Bilan de la session plénière du Parlement européen du 7 au 10 juin 20216 minutes de lecture

Une fois par mois, les députés européens se réunissent en session plénière afin de voter et discuter les nombreux actes législatifs, amendements et rapports sur lesquels ils travaillent en commissions. Les députés retrouvent Strasbourg après plus d’un an de séance à Bruxelles. Causons d’Europe vous propose aujourd’hui un tour d’horizon des principaux actes législatifs adoptés entre le 7 et le 10 juin 2021.

88 milliards d’euros pour le FSE +

Une partie des fonds européens atterrit dans le portefeuille des régions et départements des Etats membres. Il s’agit notamment du Fonds social européen, le FSE. Sa nouvelle formule « + » intègre également d’autres fonds jusqu’alors distincts. Il s’agit du programme pour l’emploi et l’innovation sociale, de l’initiative pour l’emploi des jeunes, du fonds aux plus démunis et donc, du FSE.

Le Parlement vient ainsi de donner son feu vert à l’utilisation des 88 milliards d’euros du FSE +, mobilisables entre 2021 et 2027. Ils seront prioritairement alloués à l’emploi, avec une priorité pour les jeunes, à l’éducation, à la santé et au logement.

Pass sanitaire et levée temporaire des brevets sur les vaccins

Une fois n’est pas coutume, parlons un peu de Covid.
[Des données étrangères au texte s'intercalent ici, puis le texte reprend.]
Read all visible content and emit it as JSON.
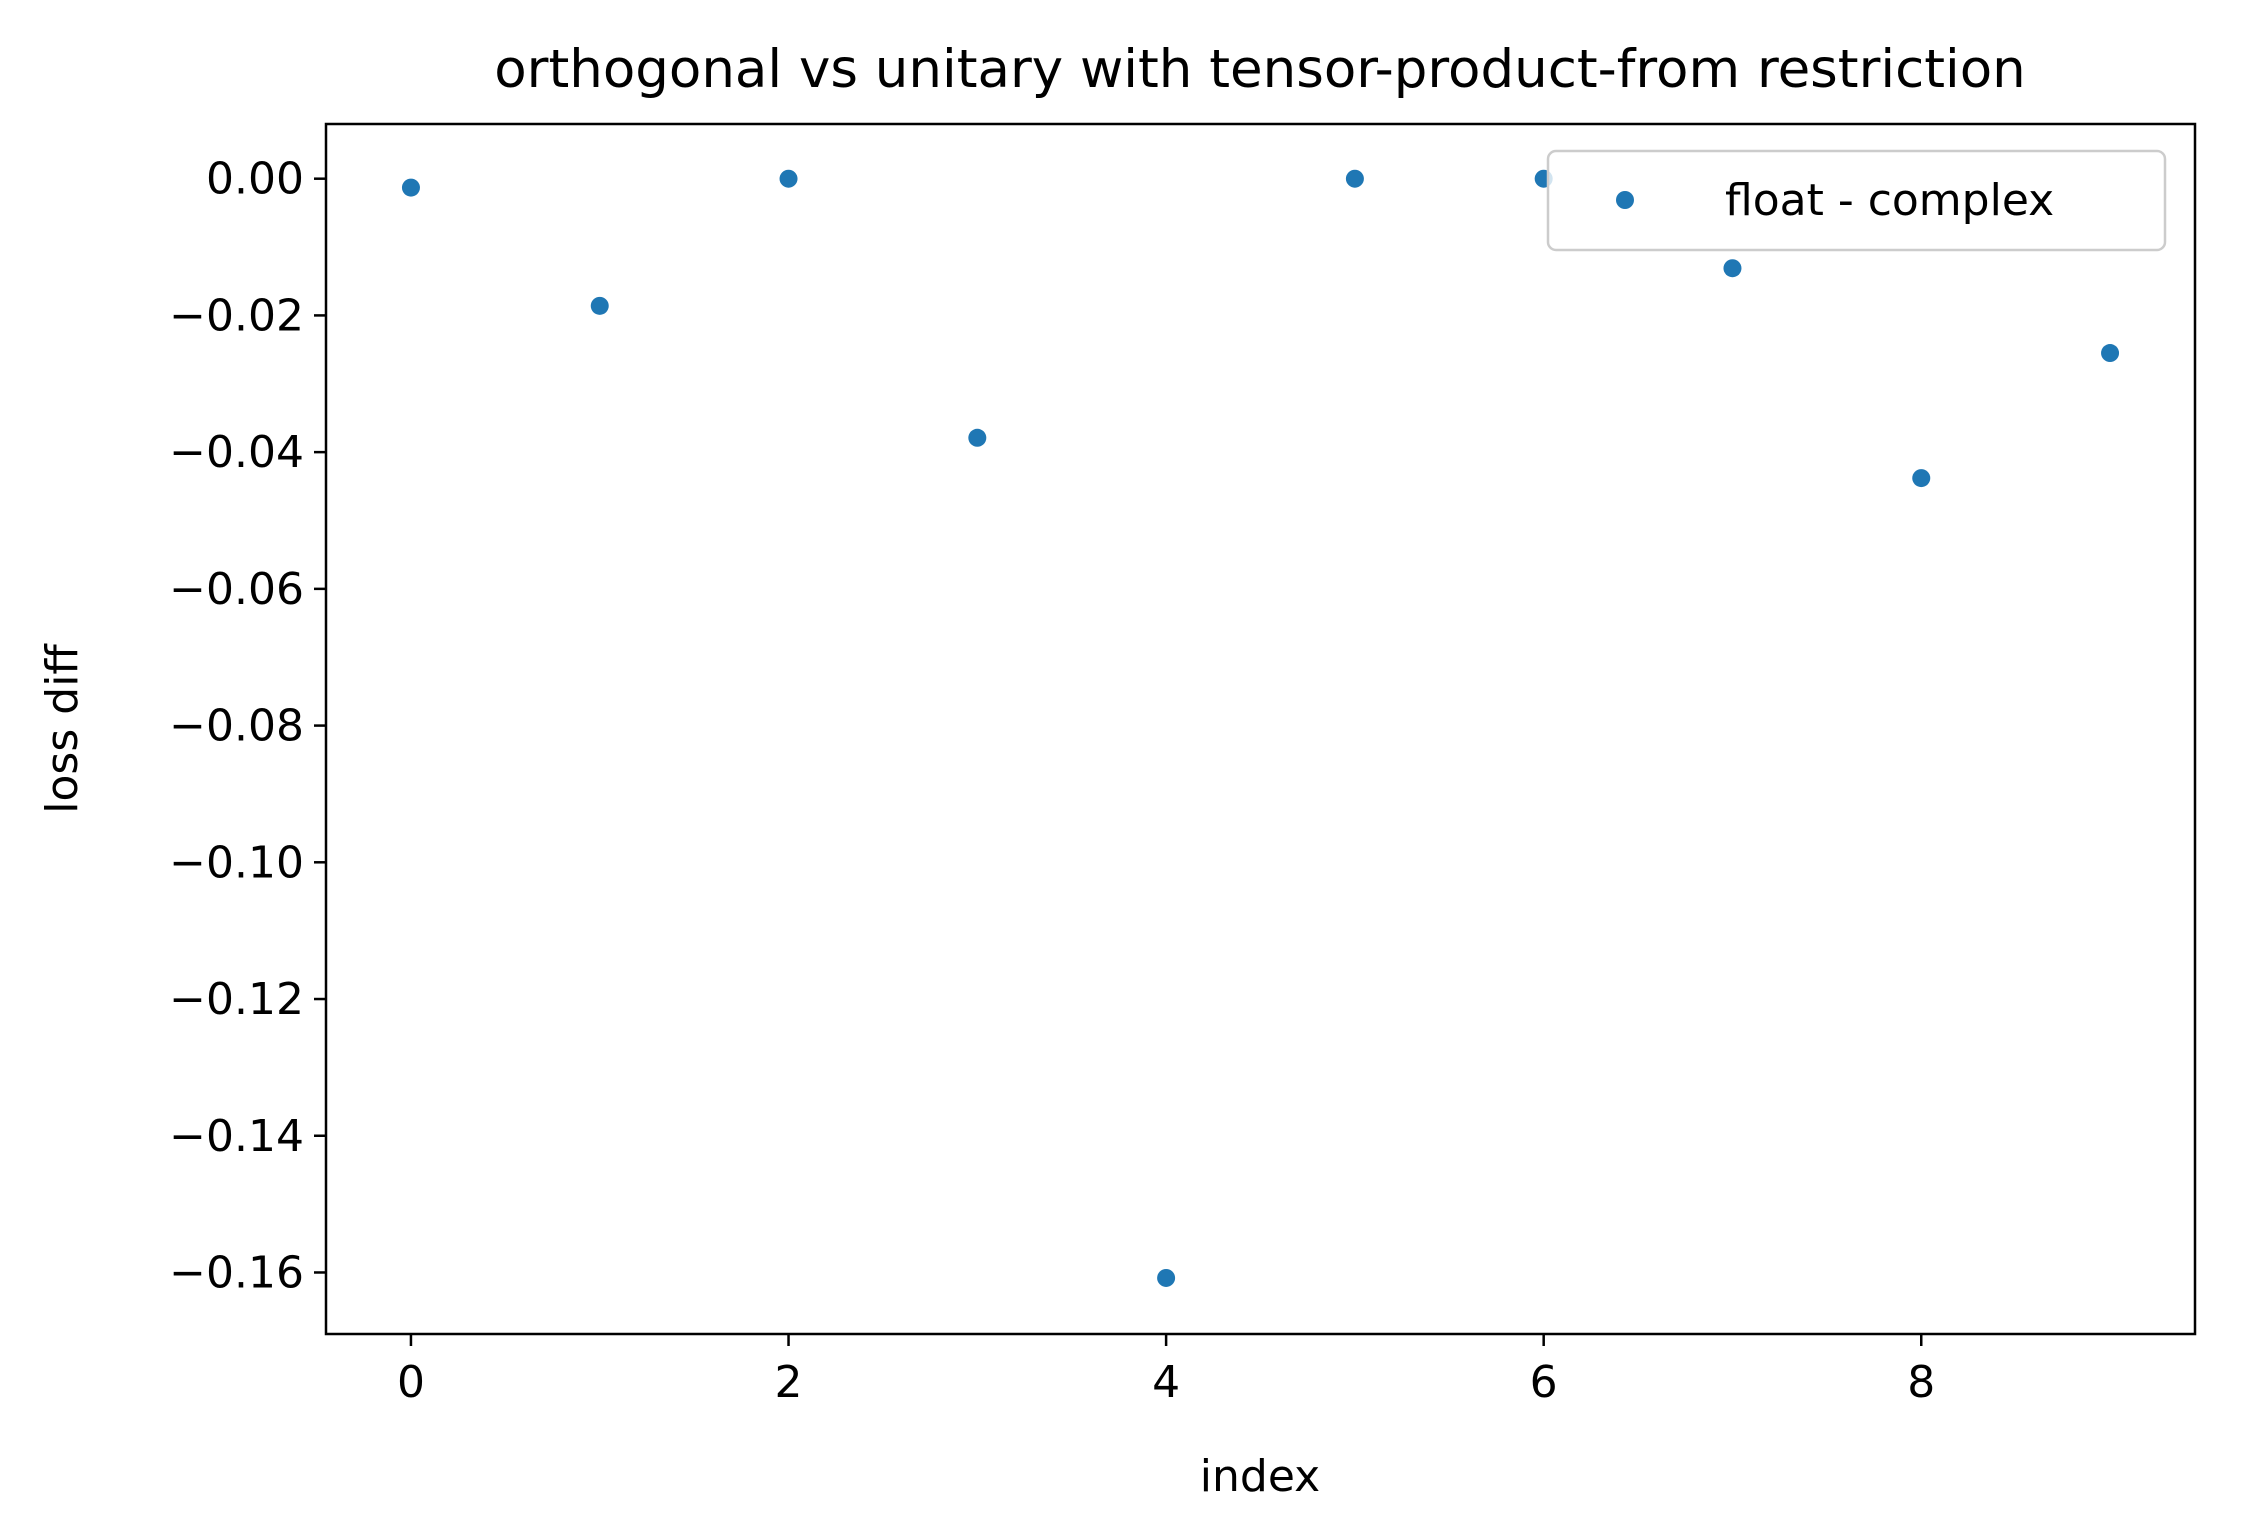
{
  "chart_data": {
    "type": "scatter",
    "title": "orthogonal vs unitary with tensor-product-from restriction",
    "xlabel": "index",
    "ylabel": "loss diff",
    "xlim": [
      -0.45,
      9.45
    ],
    "ylim": [
      -0.169,
      0.008
    ],
    "x_ticks": [
      0,
      2,
      4,
      6,
      8
    ],
    "x_tick_labels": [
      "0",
      "2",
      "4",
      "6",
      "8"
    ],
    "y_ticks": [
      0,
      -0.02,
      -0.04,
      -0.06,
      -0.08,
      -0.1,
      -0.12,
      -0.14,
      -0.16
    ],
    "y_tick_labels": [
      "0.00",
      "−0.02",
      "−0.04",
      "−0.06",
      "−0.08",
      "−0.10",
      "−0.12",
      "−0.14",
      "−0.16"
    ],
    "grid": false,
    "legend_position": "top-right",
    "color": "#1f77b4",
    "series": [
      {
        "name": "float - complex",
        "x": [
          0,
          1,
          2,
          3,
          4,
          5,
          6,
          7,
          8,
          9
        ],
        "y": [
          -0.0013,
          -0.0186,
          0.0,
          -0.0379,
          -0.1608,
          0.0,
          0.0,
          -0.0131,
          -0.0438,
          -0.0255
        ]
      }
    ]
  }
}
Ce qui semblait être l’exception il y a quelques mois est devenu la règle : pass sanitaire pour tout le monde. Pas de jaloux. Comme c’est le cas en France, les personnes pourront circuler d’un Etat membre à un autre cet été. A condition d’être vacciné, de présenter un test PCR négatif ou un test antigénique prouvant une contamination antérieure. Validé par le Parlement, ce pass entrera en vigueur le 1er juillet prochain. Et ce, pour douze mois. Notons au passage que les vaccins concernés sont ceux qui ont été validés par l’Agence européenne du médicament. Donc, pas de Sputnik V, ni de Sinopharm. Casse-tête à venir pour celles et ceux qui ont reçu ces doses, par exemple, une partie de la population hongroise. Y compris le Premier ministre Viktor Orban…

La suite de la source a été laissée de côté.